A Model Neuron

For patients suffering from nerve damage, neural regeneration is a faint hope. It rarely happens naturally, and attempts to coax new growth often fail. Researchers are trying to develop scaffolds to guide regenerating neurons in the body. But the best way to guide neural growth on these substrates remains unknown. So in vitro studies of neuronal behavior on these templates are a key first step. But such studies largely rely on trial and error rather than engineering principles.

Now, scientists have developed a computational model to predict the first stage of neural development, neuron polarization. Their model, published in the February issue of Annals of Biomedical Engineering, could yield powerful predictions for better scaffold design in neural tissue engineering.

“Our work is unique as it is the first effort of its kind to quantitatively model the interactions of the neuron with the substrate,” says Muhammad Zaman, PhD, assistant professor of biomedical engineering at the University of Texas at Austin.

Directing neuron growth on an artificial substrate is no easy feat. To lead to nerve regeneration, the neurons must polarize in the same direction, but immature cells send out multiple tendrils in all directions initially. The projection that grows the longest eventually becomes the axon, the path for sending out electrical signals; the others become dendrites, the stimulus receptors for the neuron. These projections’ fates can be influenced by various external cues, both chemical and physical.

For unknown reasons, physical factors such as ridges dominate over chemical cues in vitro. That is, if an immature neuron is faced with chemical cues on one side and ridges on the other, it will tend to polarize toward the ridged side, extending its axon along one of the grooves.

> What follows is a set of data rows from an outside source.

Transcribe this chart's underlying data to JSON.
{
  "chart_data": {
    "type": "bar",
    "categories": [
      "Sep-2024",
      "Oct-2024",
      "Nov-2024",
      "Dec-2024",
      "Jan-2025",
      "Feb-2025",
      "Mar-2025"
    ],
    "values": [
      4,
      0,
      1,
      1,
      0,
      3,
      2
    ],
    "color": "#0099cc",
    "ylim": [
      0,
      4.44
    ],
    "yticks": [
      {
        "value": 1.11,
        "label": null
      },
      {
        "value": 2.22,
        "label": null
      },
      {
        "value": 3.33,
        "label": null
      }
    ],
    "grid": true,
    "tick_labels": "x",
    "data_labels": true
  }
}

To model the cell’s reaction to its surroundings, Zaman and his colleagues broke neuron polarization into several small steps, using probabilities at each step to predict the cell’s next choice in projection growth. They introduced parameters based on known factors, such as the physics of the internal forces acting on the projections, how projections behave on different substrates and how they react to different chemical cues.

Their model accurately reproduced known results, and also revealed that ridge size is important to a neuron. If the ridges are too small or too wide, the neural projections view them as a continuous surface, and chemical cues will win out. For the kinds of cells in Zaman’s experiments, the best ridges were between two and 10 microns wide.

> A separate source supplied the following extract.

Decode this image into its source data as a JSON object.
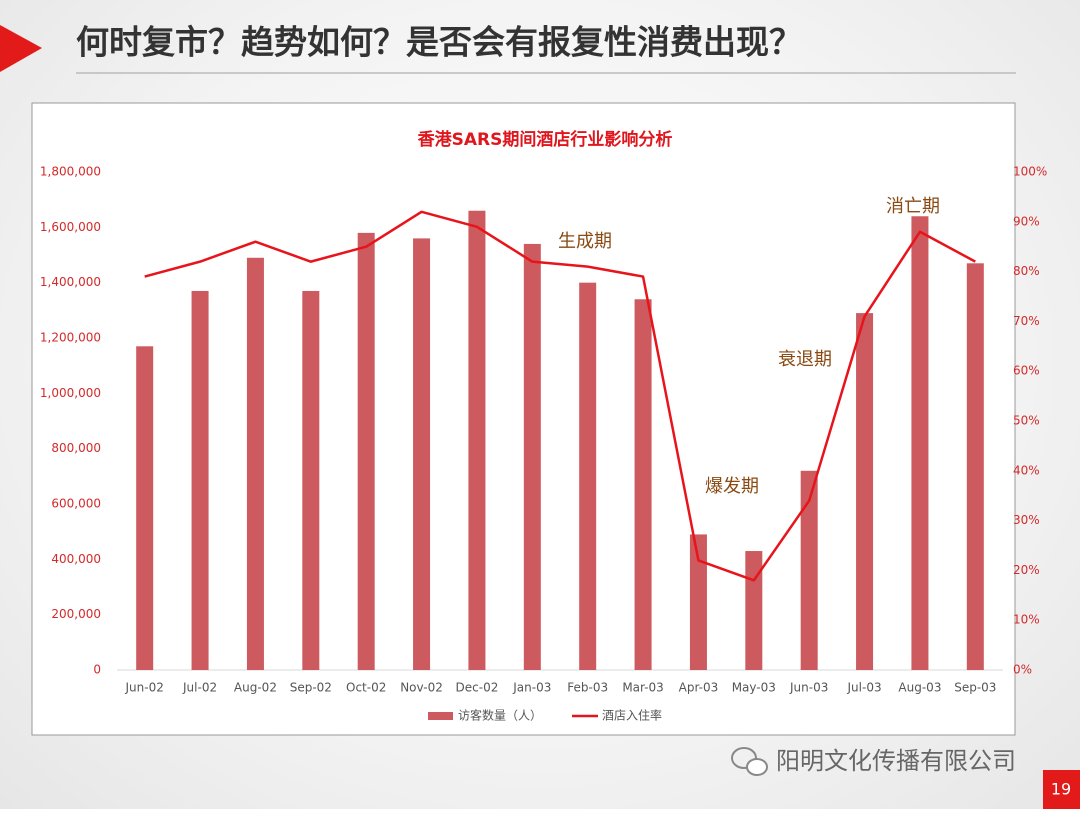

“The cells seem to like persistence,” Zaman says. Once a projection starts down a ridge, it is like a car on a one-way road. With only one direction to travel, growth is much faster. But if the ridge is too wide or too narrow, the cell no longer sees the road.

“There is a lack of engineering rigor in the whole area of tissue and regenerative engineering,” says Gabriel Silva, PhD, assistant professor in bioengineering at the University of California, San Diego. “I think the approach that these authors have taken is exactly what’s needed, which is a systematic, quantitative, rigorous engineering-type model that can guide the design of experiments and materials.”